Department of Interventional Radiology, the First Medical Center of Chinese PLA General Hospital, Beijing, 100853, China.
Beijing Advanced Innovation Center for Soft Matter Science and Engineering, State Key Laboratory of Organic-Inorganic Composites, Bionanomaterials & Translational Engineering Laboratory, Beijing Key Laboratory of Bioprocess, Beijing Laboratory of Biomedical Materials, Beijing University of Chemical Technology, Beijing, 100029, China.
Angew Chem Int Ed Engl. 2020 Aug 3;59(32):13557-13561. doi: 10.1002/anie.202004894. Epub 2020 Jun 3.
The high reactive oxygen species (ROS) generation ability and simple construction of sonosensitizer systems remain challenging in sonodynamic therapy against the hypoxic tumor. In this work, we rationally prepared MOF-derived double-layer hollow manganese silicate nanoparticle (DHMS) with highly effective ROS yield under ultrasound irradiation for multimodal imaging-guided sonodynamic therapy (SDT). The presence of Mn in DHMS increased ROS generation efficiency because it could be oxidized by holes to improve the electron-hole separation. Moreover, DHMS could produce oxygen in the tumor microenvironment, which helps overcome the hypoxia of the solid tumor and thus enhance the treatment efficiency. In vivo experiments demonstrated efficient tumor inhibition in DHMS-mediated SDT guided by ultrasound and magnetic resonance imaging. This work presents a MOF-derived nanoparticle with sonosensitive and oxygen generating ability, which provides a promising strategy for tumor hypoxia in SDT.

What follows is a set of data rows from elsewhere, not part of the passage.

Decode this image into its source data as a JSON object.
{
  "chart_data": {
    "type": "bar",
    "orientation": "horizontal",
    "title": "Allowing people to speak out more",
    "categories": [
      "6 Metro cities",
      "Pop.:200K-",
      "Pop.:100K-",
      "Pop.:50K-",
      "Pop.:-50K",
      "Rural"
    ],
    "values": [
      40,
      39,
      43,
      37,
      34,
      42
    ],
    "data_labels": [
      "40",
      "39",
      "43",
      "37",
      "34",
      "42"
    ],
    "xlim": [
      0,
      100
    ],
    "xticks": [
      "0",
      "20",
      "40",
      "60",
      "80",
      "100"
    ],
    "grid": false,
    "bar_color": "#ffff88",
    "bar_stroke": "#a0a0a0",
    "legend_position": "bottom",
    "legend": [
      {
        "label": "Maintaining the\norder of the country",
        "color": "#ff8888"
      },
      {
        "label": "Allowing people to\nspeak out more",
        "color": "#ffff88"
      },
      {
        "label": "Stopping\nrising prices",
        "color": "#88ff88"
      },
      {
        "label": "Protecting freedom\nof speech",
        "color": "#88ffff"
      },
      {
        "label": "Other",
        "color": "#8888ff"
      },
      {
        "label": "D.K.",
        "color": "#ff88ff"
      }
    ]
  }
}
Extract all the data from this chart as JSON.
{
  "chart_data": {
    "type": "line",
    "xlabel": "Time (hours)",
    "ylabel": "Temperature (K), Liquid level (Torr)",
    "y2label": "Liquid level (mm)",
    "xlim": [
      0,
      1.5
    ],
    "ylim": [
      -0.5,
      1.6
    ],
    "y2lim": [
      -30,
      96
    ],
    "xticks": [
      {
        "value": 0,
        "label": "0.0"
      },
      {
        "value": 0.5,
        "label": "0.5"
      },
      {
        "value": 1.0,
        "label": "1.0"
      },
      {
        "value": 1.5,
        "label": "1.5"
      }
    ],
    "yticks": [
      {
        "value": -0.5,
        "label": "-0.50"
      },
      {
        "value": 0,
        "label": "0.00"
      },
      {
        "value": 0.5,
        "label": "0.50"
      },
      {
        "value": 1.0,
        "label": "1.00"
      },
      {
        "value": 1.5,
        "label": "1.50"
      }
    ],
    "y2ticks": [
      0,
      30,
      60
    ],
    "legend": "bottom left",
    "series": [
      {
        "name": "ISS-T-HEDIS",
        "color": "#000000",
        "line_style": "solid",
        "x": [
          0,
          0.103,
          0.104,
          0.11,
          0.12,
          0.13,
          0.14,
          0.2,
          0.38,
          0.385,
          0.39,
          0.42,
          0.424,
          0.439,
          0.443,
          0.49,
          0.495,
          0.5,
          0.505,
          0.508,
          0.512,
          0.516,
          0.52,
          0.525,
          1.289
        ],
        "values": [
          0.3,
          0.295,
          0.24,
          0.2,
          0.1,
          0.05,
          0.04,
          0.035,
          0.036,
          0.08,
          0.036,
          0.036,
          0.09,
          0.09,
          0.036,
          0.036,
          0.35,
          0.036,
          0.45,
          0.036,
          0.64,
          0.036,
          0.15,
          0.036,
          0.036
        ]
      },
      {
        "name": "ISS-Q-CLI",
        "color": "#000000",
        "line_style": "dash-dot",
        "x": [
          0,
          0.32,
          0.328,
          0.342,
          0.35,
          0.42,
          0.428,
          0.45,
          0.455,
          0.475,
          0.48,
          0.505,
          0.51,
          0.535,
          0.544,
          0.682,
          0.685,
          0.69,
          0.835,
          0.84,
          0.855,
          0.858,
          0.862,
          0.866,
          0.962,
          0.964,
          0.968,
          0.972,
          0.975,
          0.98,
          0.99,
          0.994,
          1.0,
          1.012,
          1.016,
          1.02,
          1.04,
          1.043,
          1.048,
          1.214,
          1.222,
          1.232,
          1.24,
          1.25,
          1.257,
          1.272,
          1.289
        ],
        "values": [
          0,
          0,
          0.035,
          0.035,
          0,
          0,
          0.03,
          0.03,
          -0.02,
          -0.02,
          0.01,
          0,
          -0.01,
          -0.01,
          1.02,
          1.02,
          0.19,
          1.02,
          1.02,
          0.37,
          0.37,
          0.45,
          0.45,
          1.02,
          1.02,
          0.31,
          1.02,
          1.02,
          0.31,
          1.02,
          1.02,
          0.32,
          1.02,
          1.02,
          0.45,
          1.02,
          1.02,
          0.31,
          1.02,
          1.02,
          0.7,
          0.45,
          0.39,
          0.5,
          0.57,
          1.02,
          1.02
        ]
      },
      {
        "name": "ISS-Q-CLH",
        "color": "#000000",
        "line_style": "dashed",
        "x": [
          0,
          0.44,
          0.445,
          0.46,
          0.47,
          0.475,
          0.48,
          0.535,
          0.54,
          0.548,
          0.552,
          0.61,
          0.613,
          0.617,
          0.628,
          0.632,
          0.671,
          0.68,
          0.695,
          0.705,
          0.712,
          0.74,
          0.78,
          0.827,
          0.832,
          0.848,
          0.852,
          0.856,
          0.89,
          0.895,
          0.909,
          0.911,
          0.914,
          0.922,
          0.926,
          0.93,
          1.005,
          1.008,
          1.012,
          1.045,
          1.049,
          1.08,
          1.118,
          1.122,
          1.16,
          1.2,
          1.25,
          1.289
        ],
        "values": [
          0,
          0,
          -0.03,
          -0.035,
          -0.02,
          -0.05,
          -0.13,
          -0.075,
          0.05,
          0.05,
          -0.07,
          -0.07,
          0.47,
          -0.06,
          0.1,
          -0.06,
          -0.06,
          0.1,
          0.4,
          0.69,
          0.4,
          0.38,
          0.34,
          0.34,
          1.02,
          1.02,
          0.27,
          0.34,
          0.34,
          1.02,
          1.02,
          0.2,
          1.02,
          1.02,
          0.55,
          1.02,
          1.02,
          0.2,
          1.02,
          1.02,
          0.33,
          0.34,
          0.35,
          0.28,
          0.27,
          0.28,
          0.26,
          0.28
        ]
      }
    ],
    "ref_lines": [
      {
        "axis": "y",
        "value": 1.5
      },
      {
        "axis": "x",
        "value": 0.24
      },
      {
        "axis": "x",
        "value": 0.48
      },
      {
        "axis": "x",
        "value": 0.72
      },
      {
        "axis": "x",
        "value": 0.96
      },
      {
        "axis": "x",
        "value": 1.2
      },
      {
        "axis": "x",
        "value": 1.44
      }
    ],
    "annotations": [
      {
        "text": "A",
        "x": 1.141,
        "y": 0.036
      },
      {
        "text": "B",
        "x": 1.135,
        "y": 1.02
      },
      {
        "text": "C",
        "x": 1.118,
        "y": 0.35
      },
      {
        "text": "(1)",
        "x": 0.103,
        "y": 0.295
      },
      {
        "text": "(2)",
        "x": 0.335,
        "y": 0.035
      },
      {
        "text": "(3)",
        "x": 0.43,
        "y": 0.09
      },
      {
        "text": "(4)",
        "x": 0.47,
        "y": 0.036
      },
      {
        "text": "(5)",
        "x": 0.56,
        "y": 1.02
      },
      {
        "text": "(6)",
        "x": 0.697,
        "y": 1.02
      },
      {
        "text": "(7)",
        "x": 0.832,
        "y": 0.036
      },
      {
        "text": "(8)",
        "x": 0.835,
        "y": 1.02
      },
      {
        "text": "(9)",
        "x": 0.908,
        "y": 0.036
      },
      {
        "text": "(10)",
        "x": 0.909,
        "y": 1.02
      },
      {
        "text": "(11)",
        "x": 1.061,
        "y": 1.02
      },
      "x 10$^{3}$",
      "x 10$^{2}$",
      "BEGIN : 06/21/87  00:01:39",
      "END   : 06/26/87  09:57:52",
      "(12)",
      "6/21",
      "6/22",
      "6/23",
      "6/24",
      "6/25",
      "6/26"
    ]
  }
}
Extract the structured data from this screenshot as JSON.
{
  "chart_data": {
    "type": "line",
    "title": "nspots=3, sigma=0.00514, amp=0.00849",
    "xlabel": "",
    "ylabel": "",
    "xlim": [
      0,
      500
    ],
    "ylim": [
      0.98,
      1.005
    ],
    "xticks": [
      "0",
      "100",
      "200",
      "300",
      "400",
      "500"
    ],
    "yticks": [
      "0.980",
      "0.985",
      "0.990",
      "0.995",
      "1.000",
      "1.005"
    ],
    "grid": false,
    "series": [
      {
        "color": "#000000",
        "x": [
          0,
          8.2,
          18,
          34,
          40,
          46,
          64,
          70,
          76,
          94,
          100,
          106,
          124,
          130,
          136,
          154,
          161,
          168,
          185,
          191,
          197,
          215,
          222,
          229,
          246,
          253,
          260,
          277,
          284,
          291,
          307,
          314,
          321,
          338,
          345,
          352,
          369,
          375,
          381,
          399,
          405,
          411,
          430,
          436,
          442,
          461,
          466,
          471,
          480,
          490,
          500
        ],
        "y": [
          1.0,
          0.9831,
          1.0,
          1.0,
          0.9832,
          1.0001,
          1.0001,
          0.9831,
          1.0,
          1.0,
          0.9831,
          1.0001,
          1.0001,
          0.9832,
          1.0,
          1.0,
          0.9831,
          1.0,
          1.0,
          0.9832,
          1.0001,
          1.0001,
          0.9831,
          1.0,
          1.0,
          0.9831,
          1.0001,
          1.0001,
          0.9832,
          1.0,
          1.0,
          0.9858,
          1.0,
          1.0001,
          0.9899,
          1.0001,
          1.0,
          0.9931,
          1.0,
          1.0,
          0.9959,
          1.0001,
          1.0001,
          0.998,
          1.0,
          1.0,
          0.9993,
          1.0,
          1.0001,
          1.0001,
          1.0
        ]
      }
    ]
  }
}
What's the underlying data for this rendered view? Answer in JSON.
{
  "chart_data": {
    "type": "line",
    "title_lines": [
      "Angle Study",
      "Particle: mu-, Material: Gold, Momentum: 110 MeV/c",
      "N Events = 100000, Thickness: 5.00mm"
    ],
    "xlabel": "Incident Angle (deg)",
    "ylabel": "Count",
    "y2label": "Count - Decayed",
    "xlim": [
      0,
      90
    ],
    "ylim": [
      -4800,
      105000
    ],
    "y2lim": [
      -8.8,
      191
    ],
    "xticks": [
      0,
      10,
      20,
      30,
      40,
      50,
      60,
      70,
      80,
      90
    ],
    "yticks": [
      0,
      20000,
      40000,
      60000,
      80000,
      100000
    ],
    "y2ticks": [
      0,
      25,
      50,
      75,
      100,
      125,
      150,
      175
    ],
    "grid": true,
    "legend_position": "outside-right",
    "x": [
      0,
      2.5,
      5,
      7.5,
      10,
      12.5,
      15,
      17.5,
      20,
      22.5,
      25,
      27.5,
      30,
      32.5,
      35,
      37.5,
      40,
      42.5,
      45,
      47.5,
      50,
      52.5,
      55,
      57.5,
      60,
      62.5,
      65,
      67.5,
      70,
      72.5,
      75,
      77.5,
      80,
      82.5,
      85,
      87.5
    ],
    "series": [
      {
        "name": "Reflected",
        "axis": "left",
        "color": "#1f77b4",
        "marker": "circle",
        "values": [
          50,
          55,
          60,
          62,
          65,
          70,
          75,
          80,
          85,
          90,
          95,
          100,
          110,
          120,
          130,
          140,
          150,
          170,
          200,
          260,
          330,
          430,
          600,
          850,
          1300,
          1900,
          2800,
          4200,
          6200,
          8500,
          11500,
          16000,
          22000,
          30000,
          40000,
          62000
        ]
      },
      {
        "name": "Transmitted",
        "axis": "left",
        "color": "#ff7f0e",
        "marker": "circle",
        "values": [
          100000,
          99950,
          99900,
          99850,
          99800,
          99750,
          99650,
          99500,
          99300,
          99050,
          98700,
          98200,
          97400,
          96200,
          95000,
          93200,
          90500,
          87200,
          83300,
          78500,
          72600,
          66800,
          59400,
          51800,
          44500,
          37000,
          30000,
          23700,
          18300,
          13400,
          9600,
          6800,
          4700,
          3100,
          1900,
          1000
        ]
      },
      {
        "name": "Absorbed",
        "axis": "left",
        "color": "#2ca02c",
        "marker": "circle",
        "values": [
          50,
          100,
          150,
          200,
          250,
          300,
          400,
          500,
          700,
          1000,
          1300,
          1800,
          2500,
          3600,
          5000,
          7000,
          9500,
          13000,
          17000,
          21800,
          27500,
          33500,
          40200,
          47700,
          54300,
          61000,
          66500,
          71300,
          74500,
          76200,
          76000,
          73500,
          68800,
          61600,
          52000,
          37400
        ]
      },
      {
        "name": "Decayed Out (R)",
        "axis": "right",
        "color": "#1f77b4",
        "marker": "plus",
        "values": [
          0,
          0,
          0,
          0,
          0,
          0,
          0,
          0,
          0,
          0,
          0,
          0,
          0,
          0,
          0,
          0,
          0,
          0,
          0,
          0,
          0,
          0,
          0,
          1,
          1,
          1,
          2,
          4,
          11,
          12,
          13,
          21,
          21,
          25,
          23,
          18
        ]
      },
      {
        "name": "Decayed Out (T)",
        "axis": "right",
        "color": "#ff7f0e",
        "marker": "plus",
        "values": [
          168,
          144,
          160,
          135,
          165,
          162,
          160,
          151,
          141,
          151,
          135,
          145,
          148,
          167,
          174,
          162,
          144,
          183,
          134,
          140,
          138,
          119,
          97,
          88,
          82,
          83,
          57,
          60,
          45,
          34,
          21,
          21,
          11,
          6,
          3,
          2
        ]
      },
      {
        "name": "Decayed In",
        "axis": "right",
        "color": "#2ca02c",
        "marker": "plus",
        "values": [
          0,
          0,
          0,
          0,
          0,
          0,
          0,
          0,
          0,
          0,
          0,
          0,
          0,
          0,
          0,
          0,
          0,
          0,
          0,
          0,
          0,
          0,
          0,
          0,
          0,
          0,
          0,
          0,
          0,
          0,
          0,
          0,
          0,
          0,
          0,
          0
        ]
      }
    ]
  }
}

声动力学疗法(SDT)针对缺氧肿瘤时,仍面临声敏剂体系产生高活性氧物种(ROS)能力和结构简单这两个挑战。在这项工作中,我们合理制备了具有超声辐照下高效 ROS 生成能力的 MOF 衍生双层空心硅酸锰纳米颗粒(DHMS),用于多模态成像引导的声动力学治疗(SDT)。DHMS 中 Mn 的存在可以通过空穴氧化来提高电子-空穴分离,从而提高 ROS 生成效率。此外,DHMS 可以在肿瘤微环境中产生氧气,有助于克服实体瘤的缺氧,从而提高治疗效率。体内实验证明,超声和磁共振成像引导的 DHMS 介导的 SDT 可有效抑制肿瘤。本工作提出了一种具有声敏性和产氧能力的 MOF 衍生纳米颗粒,为 SDT 中的肿瘤缺氧提供了一种有前途的策略。